VTS’ strength is on the supply side of the market with more than a dozen countries represented on the platform, Weber said, including one of Australia’s biggest landlords, AMP. It serves its clients from offices in New York, Boston, Chicago, San Francisco, Los Angeles, Dallas and London, and the U.K. is its fastest growing market, Romito noted. (Hightower and VTS both had London offices in the same WeWork space but on different floors.) VTS even lists property for the Crown Estate, which manages real estate that is passed from British monatch to monarch on accession.

Down the line, Romito and Weber hope to provide market analytics to their clients and establish a way for all parties in a deal to communicate via VTS.

“Today, you’re emailing each other for weeks at a time, actual Word documents. You are then going into VTS and putting in the information and figuring out what the actual numbers mean. Then, you go back into a Word document and put in your response, emailing it,” Romito said.

Weber added, “We’re a long ways down the road of modernizing the experience, the analytics, the tools that the landlord and the listing agent and the property manager have for their side of the business. We haven’t yet embarked on creating a really awesome experience for the tenant rep and the tenant side, so those two sides can connect in the VTS platform.”

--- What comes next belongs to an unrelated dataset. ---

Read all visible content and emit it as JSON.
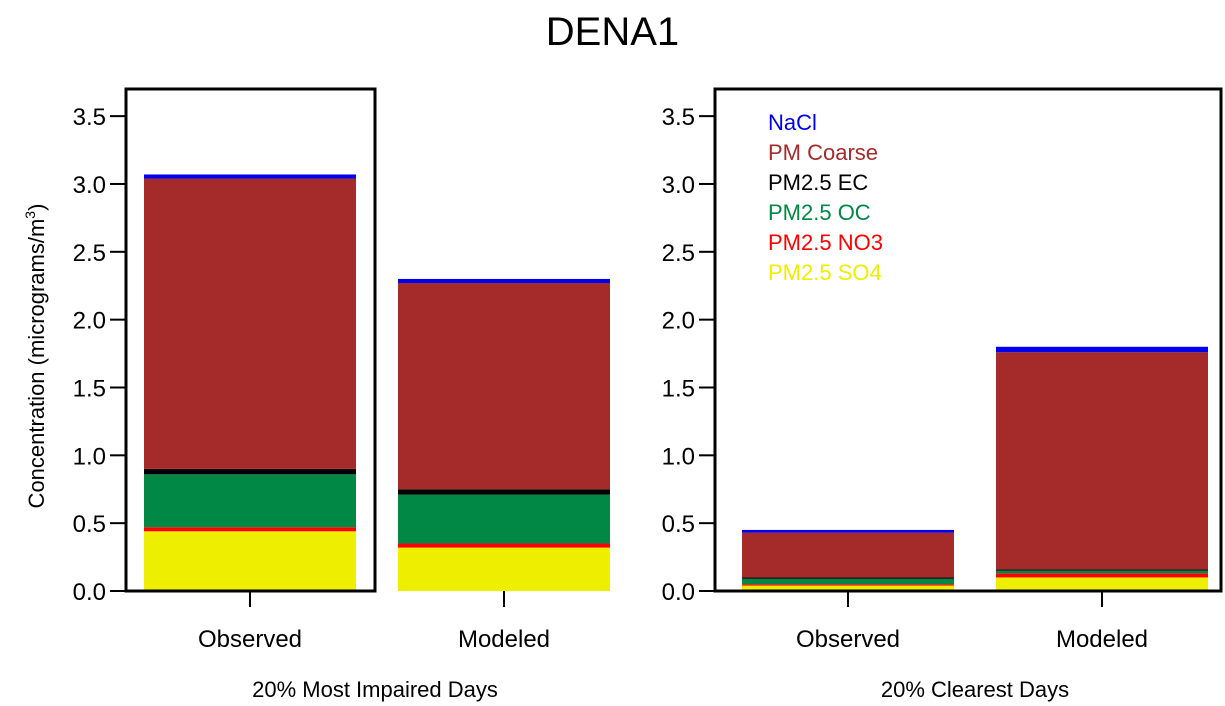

MetaProp NYC’s Aarons anticipated this year VTS could expand into another asset type like multifamily (although he said, “That’d be a heavy technological lift”), buy a technology company or launch in Asia or other parts of Continental Europe.

Romito told CO that VTS has “no plans to go into multifamily this year,” but “in terms of acquisitions, M&A is a real part of our go-forward strategy, and we’re constantly looking at interesting products we could possibly deploy.” As for geography, he added, “We’re more focused on Continental Europe than we are on Asia at the moment. However, we do think there are significant opportunities in Asia in the future. Our focus continues to be on building our business in North America and the U.K.”

How about an initial public offering for VTS?

“There are a lot of variables you have to take into consideration when exploring the possibility of going public including market conditions, growth strategy, reporting transparency, etc.,” Romito said. “We’re probably a few years out from making that decision.”